Perspectives
What’s next for bank board risk governance?
Recalibrating to tackle new risk oversight expectations
Since late 2014, when we last analyzed banks’ board risk committee charters, many institutions have made large gains in documenting compliance with expectations from the Fed’s Enhanced Prudential Standards (EPS), the Office of the Comptroller of the Currency’s (OCC) Heightened Standards, and the Basel Committee for Banking Supervision’s (BCBS) guidelines on bank corporate governance. With analysis of 2016-2017 charters of risk committees, this report appears to confirm that systemically important US banks, their global peers, and US-based nonbank systemically important financial institutions (SIFIs) have come a long way to increase the level and breadth of their oversight of risk management. However, evolution in the risk environment is creating new governance priorities, and articulating clear mandates around them is an all-important step; hence, despite significant progress, there is likely still work to be done.

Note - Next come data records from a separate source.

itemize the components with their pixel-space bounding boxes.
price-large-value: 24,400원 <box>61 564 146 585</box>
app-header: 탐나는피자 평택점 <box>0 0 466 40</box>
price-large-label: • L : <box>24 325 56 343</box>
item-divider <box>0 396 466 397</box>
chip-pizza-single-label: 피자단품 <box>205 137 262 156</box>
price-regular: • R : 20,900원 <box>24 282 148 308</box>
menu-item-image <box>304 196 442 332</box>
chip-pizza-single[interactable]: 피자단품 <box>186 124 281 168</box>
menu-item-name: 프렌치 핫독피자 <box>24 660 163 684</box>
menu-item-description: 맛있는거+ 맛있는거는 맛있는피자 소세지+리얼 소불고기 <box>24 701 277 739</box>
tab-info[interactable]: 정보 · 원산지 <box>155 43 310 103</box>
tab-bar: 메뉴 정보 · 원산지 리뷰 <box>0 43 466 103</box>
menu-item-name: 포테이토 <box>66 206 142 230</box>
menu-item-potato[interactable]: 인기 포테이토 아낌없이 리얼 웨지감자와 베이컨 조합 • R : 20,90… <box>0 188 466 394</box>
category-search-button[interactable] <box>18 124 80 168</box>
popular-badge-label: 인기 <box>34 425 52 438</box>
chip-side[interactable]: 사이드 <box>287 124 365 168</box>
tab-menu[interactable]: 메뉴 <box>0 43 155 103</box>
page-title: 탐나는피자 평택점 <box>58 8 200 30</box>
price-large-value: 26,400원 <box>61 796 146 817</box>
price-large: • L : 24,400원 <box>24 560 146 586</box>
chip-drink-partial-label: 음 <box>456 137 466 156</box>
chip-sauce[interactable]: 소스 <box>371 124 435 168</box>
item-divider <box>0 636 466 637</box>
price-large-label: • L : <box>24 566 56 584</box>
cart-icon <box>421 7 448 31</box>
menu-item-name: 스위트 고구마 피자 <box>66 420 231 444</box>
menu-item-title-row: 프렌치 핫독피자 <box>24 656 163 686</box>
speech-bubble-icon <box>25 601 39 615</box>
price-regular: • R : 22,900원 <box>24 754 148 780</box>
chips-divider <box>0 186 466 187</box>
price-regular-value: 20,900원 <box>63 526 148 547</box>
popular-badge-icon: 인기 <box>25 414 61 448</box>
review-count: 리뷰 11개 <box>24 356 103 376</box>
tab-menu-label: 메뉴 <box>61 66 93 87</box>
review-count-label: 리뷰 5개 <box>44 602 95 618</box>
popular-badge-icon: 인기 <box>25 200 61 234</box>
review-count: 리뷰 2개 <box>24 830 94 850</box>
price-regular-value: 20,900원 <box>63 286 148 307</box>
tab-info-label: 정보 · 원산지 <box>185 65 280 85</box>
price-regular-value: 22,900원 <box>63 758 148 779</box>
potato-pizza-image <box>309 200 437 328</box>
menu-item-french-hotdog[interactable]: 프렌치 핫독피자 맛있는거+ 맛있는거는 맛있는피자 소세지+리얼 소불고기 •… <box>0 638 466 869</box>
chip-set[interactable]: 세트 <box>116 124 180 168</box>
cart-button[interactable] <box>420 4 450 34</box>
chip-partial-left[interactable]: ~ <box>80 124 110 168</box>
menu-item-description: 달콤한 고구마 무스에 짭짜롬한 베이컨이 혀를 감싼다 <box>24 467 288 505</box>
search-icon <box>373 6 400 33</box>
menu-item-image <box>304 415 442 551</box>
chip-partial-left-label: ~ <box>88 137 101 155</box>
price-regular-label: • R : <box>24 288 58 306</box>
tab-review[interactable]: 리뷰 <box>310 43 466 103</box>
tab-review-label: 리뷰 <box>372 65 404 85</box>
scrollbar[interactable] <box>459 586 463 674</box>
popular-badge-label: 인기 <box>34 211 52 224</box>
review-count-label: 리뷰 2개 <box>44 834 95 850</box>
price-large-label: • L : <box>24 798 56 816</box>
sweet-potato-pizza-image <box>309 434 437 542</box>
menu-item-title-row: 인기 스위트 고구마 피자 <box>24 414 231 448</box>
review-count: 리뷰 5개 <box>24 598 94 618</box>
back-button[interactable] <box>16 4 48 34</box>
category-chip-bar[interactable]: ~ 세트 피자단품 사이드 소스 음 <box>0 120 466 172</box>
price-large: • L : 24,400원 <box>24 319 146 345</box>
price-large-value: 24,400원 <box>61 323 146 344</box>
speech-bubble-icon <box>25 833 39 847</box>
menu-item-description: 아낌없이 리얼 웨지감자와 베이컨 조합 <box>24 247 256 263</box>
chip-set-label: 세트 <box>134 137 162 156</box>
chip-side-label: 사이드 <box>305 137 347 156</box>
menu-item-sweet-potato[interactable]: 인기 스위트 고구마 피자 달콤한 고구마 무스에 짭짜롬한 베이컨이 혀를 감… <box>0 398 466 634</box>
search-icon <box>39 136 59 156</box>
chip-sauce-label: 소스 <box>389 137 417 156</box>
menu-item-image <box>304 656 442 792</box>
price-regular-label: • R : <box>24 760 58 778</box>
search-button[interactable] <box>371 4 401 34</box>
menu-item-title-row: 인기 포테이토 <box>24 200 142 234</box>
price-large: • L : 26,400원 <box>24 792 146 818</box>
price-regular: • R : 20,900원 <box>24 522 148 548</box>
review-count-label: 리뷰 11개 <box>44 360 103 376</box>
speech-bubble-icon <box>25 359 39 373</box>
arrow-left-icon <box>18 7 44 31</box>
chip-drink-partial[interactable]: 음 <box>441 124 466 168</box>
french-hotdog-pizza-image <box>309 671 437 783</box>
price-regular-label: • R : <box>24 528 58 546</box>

Given a more complex and interconnected operating environment, the risk committee should take a proactive role in: fully appreciating and understanding the nature of risks to which institutions are exposed; reevaluating or reconsidering the bank’s risk strategy and appetite in the context of these new and shifting risks; and reengineering mechanisms to assign accountability and oversee management’s execution of risk strategy and appetite. In this paper, we present the results of our analysis of board risk committee charters, along with guidance for bank boards as they confront this evolving risk environment.